While the first two-thirds of the decade were essentially devoid of
the traditional monsters so popular in the ‘30’s and ‘40’s, by 1956
Hollywood was once more interested in them, albeit with a
science-based twist. In films such as THE WEREWOLF, HOW TO MAKE A
MONSTER, BLOOD OF DRACULA, and MONSTER ON THE CAMPUS, supernatural
origins were cast aside in favor of scientific manipulation. Whether
by a serum made from wolf hormones, chemically altered theatrical
make-up, or microscopic organisms from a coelacanth’s bite, science
was responsible for visiting these horrors on an unsuspecting
populace.
Then there is the
most iconic of American monster-movies of the decade, CREATURE FROM
THE BLACK LAGOON. In a direct confrontation between science and
nature, Man invades the peaceful sheltered habitat of the Gill-Man,
irrevocably changing his existence in the effort to capture him for
scientific study. The Gill-Man, Universal’s most sympathetic monster,
was also the most victimized creature of the ‘50’s. Scientists hunted
him in the first CREATURE film; caught him and transported him to a
foreign land in the second; and surgically altered his very physiology
in the final installment of the series. Where’s the ASPCA when you
need them?
Another
great kit from Dark Carnival/Needful Things.

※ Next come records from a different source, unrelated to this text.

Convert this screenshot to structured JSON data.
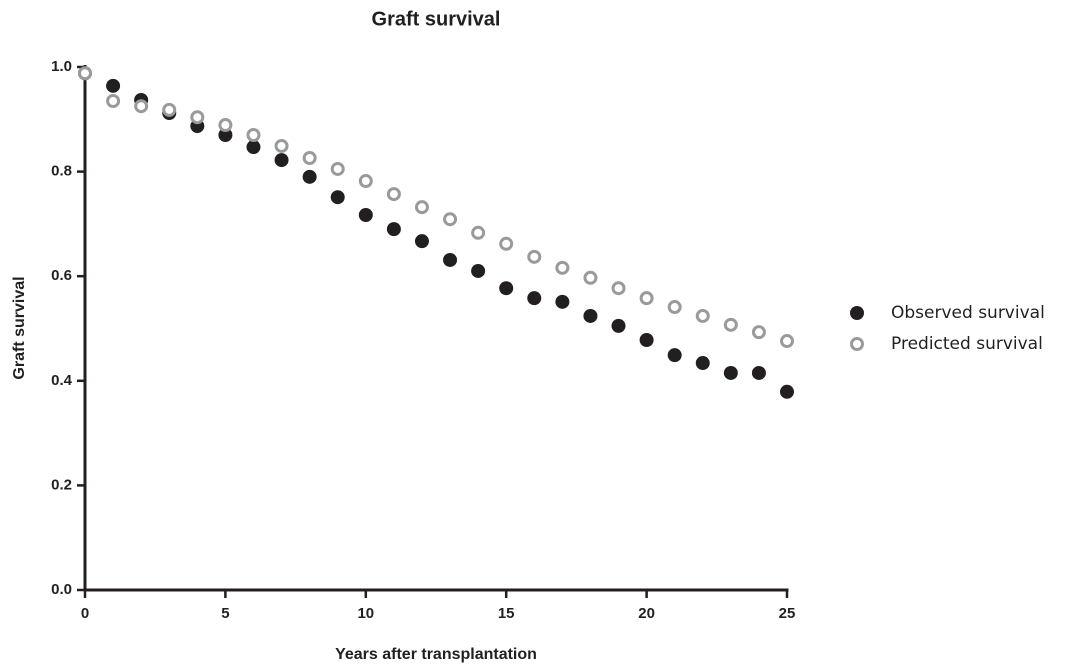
{
  "chart_data": {
    "type": "scatter",
    "title": "Graft survival",
    "x_label": "Years after transplantation",
    "y_label": "Graft survival",
    "x": [
      0,
      1,
      2,
      3,
      4,
      5,
      6,
      7,
      8,
      9,
      10,
      11,
      12,
      13,
      14,
      15,
      16,
      17,
      18,
      19,
      20,
      21,
      22,
      23,
      24,
      25
    ],
    "series": [
      {
        "name": "Observed survival",
        "color": "#231f20",
        "marker": "filled",
        "values": [
          0.988,
          0.964,
          0.937,
          0.912,
          0.887,
          0.87,
          0.847,
          0.822,
          0.79,
          0.751,
          0.717,
          0.69,
          0.667,
          0.631,
          0.61,
          0.577,
          0.558,
          0.551,
          0.524,
          0.505,
          0.478,
          0.449,
          0.434,
          0.415,
          0.415,
          0.379
        ]
      },
      {
        "name": "Predicted survival",
        "color": "#9a9a9a",
        "marker": "hollow",
        "values": [
          0.988,
          0.935,
          0.925,
          0.918,
          0.904,
          0.889,
          0.87,
          0.849,
          0.826,
          0.805,
          0.782,
          0.757,
          0.732,
          0.709,
          0.683,
          0.662,
          0.637,
          0.616,
          0.597,
          0.577,
          0.558,
          0.541,
          0.524,
          0.507,
          0.493,
          0.476
        ]
      }
    ],
    "xlim": [
      0,
      25
    ],
    "xticks": [
      0,
      5,
      10,
      15,
      20,
      25
    ],
    "ylim": [
      0,
      1
    ],
    "yticks": [
      {
        "value": 0,
        "label": "0.0"
      },
      {
        "value": 0.2,
        "label": "0.2"
      },
      {
        "value": 0.4,
        "label": "0.4"
      },
      {
        "value": 0.6,
        "label": "0.6"
      },
      {
        "value": 0.8,
        "label": "0.8"
      },
      {
        "value": 1,
        "label": "1.0"
      }
    ],
    "grid": false,
    "legend": "right"
  }
}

However, as the decade of the ‘50’s neared its close, traditional
horror, ‘classic’ horror, began to reassert itself in the genre.

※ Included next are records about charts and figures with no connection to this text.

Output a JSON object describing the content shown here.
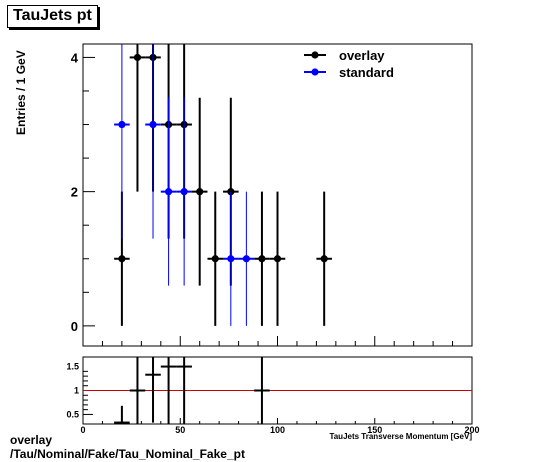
{
  "title": "TauJets pt",
  "footer": {
    "line1": "overlay",
    "line2": "/Tau/Nominal/Fake/Tau_Nominal_Fake_pt"
  },
  "chart_data": [
    {
      "type": "scatter",
      "title": "TauJets pt",
      "ylabel": "Entries / 1 GeV",
      "xlim": [
        0,
        200
      ],
      "ylim": [
        -0.3,
        4.2
      ],
      "yticks": [
        0,
        2,
        4
      ],
      "legend_position": "top-right",
      "series": [
        {
          "name": "overlay",
          "color": "#000000",
          "points": [
            {
              "x": 20,
              "xerr": 4,
              "y": 1,
              "yerr": 1
            },
            {
              "x": 28,
              "xerr": 4,
              "y": 4,
              "yerr": 2
            },
            {
              "x": 36,
              "xerr": 4,
              "y": 4,
              "yerr": 2
            },
            {
              "x": 44,
              "xerr": 4,
              "y": 3,
              "yerr": 1.7
            },
            {
              "x": 52,
              "xerr": 4,
              "y": 3,
              "yerr": 1.7
            },
            {
              "x": 60,
              "xerr": 4,
              "y": 2,
              "yerr": 1.4
            },
            {
              "x": 68,
              "xerr": 4,
              "y": 1,
              "yerr": 1
            },
            {
              "x": 76,
              "xerr": 4,
              "y": 2,
              "yerr": 1.4
            },
            {
              "x": 92,
              "xerr": 4,
              "y": 1,
              "yerr": 1
            },
            {
              "x": 100,
              "xerr": 4,
              "y": 1,
              "yerr": 1
            },
            {
              "x": 124,
              "xerr": 4,
              "y": 1,
              "yerr": 1
            }
          ]
        },
        {
          "name": "standard",
          "color": "#0000ff",
          "points": [
            {
              "x": 20,
              "xerr": 4,
              "y": 3,
              "yerr": 1.7
            },
            {
              "x": 36,
              "xerr": 4,
              "y": 3,
              "yerr": 1.7
            },
            {
              "x": 44,
              "xerr": 4,
              "y": 2,
              "yerr": 1.4
            },
            {
              "x": 52,
              "xerr": 4,
              "y": 2,
              "yerr": 1.4
            },
            {
              "x": 76,
              "xerr": 4,
              "y": 1,
              "yerr": 1
            },
            {
              "x": 84,
              "xerr": 4,
              "y": 1,
              "yerr": 1
            }
          ]
        }
      ]
    },
    {
      "type": "scatter",
      "xlabel": "TauJets Transverse Momentum [GeV]",
      "xlim": [
        0,
        200
      ],
      "xticks": [
        0,
        50,
        100,
        150,
        200
      ],
      "ylim": [
        0.3,
        1.7
      ],
      "yticks": [
        0.5,
        1,
        1.5
      ],
      "reference_line": {
        "y": 1,
        "color": "#cc0000"
      },
      "series": [
        {
          "color": "#000000",
          "points": [
            {
              "x": 20,
              "xerr": 4,
              "y": 0.33,
              "yerr": 0.35
            },
            {
              "x": 28,
              "xerr": 4,
              "y": 1.0,
              "yerr": 0.9
            },
            {
              "x": 36,
              "xerr": 4,
              "y": 1.33,
              "yerr": 1.0
            },
            {
              "x": 44,
              "xerr": 4,
              "y": 1.5,
              "yerr": 1.2
            },
            {
              "x": 52,
              "xerr": 4,
              "y": 1.5,
              "yerr": 1.2
            },
            {
              "x": 92,
              "xerr": 4,
              "y": 1.0,
              "yerr": 1.2
            }
          ]
        }
      ]
    }
  ]
}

Thanks to a small, low-budget studio in Great Britain, which had been
noted primarily for its crime pictures, great franchises such as
Frankenstein, Dracula, and the Mummy were resurrected, to tremendous
success. That studio was, of course, Hammer Films, and starting with
1957’s CURSE OF FRANKENSTEIN, they single-handedly made classic horror
popular again.
The rise of Hammer didn’t end science’s role as the primary
rrotagonist / antagonist of genre films, but it did mark the beginning
of the shift to that “new realism” of which I spoke earlier. As
standards eased and filmmakers explored expanded boundaries, films
such as NIGHT OF THE HUNTER, PSYCHO, and CAPE FEAR became the driving
force of the genre.
These literate, innovative, genuinely frightening films spawned hordes
of imitators, most of which relied on increasing amounts of blood,
gore, and nudity to make up for the lack of quality writing, directing
or acting. By the midpoint of the ‘60’s, the heyday of the mad
scientist had come to an end, and with it the horror cinema’s age of
innocence.
Though I love all
eras of the horror film, especially the Golden Age of the ‘30’s
through the mid-‘40’s, the years between 1950 and 1960 are perhaps the
most fun. Yes, the movies are cheesy, the plots are simplistic, and
the dialogue is straight from Leave It To Beaver; at least, in most
cases.
But they also remind of a time when it was okay to root for the good
guy, and, more importantly, root against the bad; a time when things
were simpler, even if only on the surface. They remind me of a time
when “Truth, Justice, and the American Way” was something the public
believed in, and something that Hollywood espoused… even if their
collective fingers were crossed behind them.